In our chaotic digital landscape, pop-ups, privacy alerts, and consent requests offer a small measure of control, particularly concerning your images and video recordings. For instance, certain corporate notifications may require your approval for a platform or entity to utilize your appearance in a photograph.
TL;DR
- AR glasses obscure clarity on when companies gather your information, raising privacy concerns.
- The rise of AR glasses with recording capabilities challenges digital social contracts and consent.
- Data like name, age, and pupil dilation can be captured, with questions on legality and governance.
- Stylistic design of AR glasses makes it harder for individuals to know data is being collected.
Reading that small text becomes more challenging, though, with a new set of glasses, particularly augmented-reality (AR) ones. Our digital social agreement gets even tougher to uphold when there are a million people sporting fashionable glasses that can record you immediately.
“How do you roll that out, when you have, say, a million individuals with glasses just walking around, living their lives? Are they to wear T-shirts or signage that says, ‘Hey, I’m not myopic, I’m not [near]-sighted. I’m wearing these glasses because I’d like to take pictures of everyone as I walk about doing my daily life,’” Joe Jones, director of research and insights at nonprofit privacy organization IAPP, told IT Brew with a laugh.
Jones discussed with us the security and privacy dangers, along with the benefits, of wearables as this technology progresses.
This interview has been edited for length and clarity.
Are you seeing mainstream adoption of AR glasses to help people do their jobs?
I'd describe it as not mainstream, but I'm certainly observing a rise in engagement and growing interest with AR glasses or similar devices designed to simulate or enhance real-world settings. This trend is evident across various fields, including mentioned dentistry, medicine and wider scientific exploration. It's also apparent in professions requiring extremely precise manufacturing, engineering, or detailed work—areas that don't typically intersect with privacy or civil liberties concerns as much. For instance, detecting infrastructure breaches or radiation hazards differs significantly from applications in dentistry or casual conversations with friends, colleagues, or family via AR glasses.
Do any privacy concerns come to mind as this technology gets adopted?
Information like your name, age, assumptions, and pupil dilation could be captured by AR glasses. This moment is both incredibly brief and incredibly widespread. Questions arise concerning the legality and effectiveness of not only documentary protections but also the governance and compliance measures in place when data is collected. This includes when individuals should be informed about data usage, how it will be managed, what rights they possess, and what avenues for redress are available.
What about security?
Many of the more established companies in this field are handling a significant portion of that information as close to the source as feasible. A good number of them are processing their data directly on the device, meaning within the headset or on the glasses, and once that information ceases to be useful or no longer serves its purpose, much of it is discarded.

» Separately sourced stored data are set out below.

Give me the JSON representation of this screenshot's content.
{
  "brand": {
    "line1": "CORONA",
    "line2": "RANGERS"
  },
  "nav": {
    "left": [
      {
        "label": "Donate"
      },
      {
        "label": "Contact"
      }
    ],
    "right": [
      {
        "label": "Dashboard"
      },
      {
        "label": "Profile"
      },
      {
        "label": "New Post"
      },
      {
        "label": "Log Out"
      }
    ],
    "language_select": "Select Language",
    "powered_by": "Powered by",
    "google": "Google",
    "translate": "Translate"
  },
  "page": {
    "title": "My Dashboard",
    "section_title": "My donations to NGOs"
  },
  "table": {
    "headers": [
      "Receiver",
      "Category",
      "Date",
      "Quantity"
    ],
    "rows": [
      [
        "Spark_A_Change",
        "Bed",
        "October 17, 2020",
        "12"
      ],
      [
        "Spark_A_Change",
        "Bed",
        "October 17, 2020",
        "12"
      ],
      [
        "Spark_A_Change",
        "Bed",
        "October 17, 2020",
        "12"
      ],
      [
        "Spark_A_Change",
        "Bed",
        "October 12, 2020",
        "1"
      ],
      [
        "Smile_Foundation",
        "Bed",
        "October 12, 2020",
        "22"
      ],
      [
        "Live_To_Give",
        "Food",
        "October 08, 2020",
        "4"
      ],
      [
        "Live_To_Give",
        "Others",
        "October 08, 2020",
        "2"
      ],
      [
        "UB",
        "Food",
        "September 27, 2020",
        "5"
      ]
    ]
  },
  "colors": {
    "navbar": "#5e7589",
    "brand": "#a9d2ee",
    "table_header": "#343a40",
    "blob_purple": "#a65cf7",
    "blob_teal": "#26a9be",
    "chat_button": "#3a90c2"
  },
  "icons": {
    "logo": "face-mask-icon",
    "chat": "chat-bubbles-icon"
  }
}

Is it possible to integrate documentation and compliance measures into our daily routines? Or are we resigned to accepting this risk?
I believe we'll witness some manufacturers and system providers of these products stating, “data is collected, and here’s how we’re dealing with that data.” Consequently, if you're on the street and observe an individual sporting these glasses, your initial thought might be, “Okay, I want to know how Company X may have collected my data there.”
The big challenge to all of this is the stylistic design, which makes it harder and harder for individuals to know that their data has been collected in the first place. It’s one thing to talk about CCTV. You see the camera. It’s one thing to talk about the selfie; you see a phone go up…A lot of this technology is going back to a more analog design so that we don’t know it’s technological, and it becomes even harder to understand what safeguards, what documentation and checks and balances exist.
Would you have any advice for, say, a dentist who is using these glasses?
It's crucial that organizations maintain oversight of their governance, infrastructure security, and privacy compliance. While their control over devices made by others is limited, they possess greater authority and face higher expectations regarding how they collect and utilize data within their own systems.